First of all is the basic slide: It is a 3″ x 1″ (75mm x 25mm) slip of glass about 1mm thick.

Several types of slides

Basic slides can be made of plastic, but glass is much preferred. Not all slides are created equal and Spectrum sells Premium slides that have a much lower scratch-dig rating than standard slides.

Standard slides are also available with a frosted end. The glass is ground on one end of one side of the slide that makes it opaque.  This is so that they can be labeled using a pencil without the need for stickers or other marks.  Some slides have frosting on both ends for more information.

These two types of slides are all most folks will need for their flat slides requirements.  The rest of the designs are needed in labs and industry.

Other slides go one step past the frosted end and have colored ends for labs where indexing the slides by type can be important.

These are important to labs where a lot of slides are produced and the lab needs to index the slides by type: white=bone samples, green=blood, etc. All the labels can be written on with pencil or felt-tip pen (sometimes ball-point).

There are also what are known as ‘charged’ slides. These are high-end microscope slides with a coating of a special adhesive formula (one side only!).

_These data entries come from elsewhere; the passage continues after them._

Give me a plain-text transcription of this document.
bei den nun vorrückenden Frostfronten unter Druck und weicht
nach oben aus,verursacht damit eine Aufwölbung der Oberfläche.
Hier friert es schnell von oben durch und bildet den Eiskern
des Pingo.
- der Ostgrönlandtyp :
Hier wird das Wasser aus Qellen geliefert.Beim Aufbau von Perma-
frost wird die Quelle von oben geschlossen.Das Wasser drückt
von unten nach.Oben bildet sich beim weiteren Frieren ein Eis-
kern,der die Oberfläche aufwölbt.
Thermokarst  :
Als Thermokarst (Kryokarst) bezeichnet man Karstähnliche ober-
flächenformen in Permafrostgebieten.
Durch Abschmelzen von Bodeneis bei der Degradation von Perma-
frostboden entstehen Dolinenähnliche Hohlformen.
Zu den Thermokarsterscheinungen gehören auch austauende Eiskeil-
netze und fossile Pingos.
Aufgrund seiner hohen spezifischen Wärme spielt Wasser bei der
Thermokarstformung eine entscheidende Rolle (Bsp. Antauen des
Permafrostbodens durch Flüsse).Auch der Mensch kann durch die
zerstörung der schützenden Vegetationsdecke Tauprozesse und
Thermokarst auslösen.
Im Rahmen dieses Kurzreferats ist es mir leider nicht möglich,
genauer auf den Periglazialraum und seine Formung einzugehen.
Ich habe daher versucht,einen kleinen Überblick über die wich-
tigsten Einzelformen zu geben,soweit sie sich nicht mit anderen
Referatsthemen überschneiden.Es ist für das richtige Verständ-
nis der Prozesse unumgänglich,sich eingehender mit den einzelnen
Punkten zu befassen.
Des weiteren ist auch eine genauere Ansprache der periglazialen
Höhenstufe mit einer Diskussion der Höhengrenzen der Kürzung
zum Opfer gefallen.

This formula is very useful for getting specimens to ‘stick’ to the slide. These slides also have printed ends in varying colors.

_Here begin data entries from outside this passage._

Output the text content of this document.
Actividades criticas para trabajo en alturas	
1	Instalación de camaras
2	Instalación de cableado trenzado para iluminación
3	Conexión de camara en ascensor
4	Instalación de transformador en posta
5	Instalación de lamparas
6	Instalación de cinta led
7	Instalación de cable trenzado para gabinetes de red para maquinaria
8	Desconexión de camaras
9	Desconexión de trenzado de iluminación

For very large samples, there are even over-sized slides that are 3″ long by 2″ wide. These can also hold multiple samples for quick comparison:

These huge slides do have some issues: the are not as easy to handle, and they require a microscope with a large stage to fully take advantage of the size.

Now all of these slides are flat, which is fine for samples that need to be laid flat. This is fine for solid samples, or for liquids that are to be flattened underneath a cover slip. This is fine for observing dead materials, but what if you wish to observe living organism from say pond water or other sources? This is where concave slides come into play:

Concave slides are thicker than regular blank slides, and instead of a flat surface that have one or two small indentations that can hold liquids, such as the aforementioned pond water, blood or other liquids. This allows small creatures to be viewed without killing them. They may not be easy to find, but any water from a natural source should have some microscopic creatures in it.

Having a set of blank slides (and cover slips) at the ready is almost a requirement for owning a telescope. They are inexpensive and good to have when you find a new item to examine. Slide preparing kits can also help with stains and other materials to help prepare slides for viewing. Be sure to have some of these around if you plan to properly use your microscope.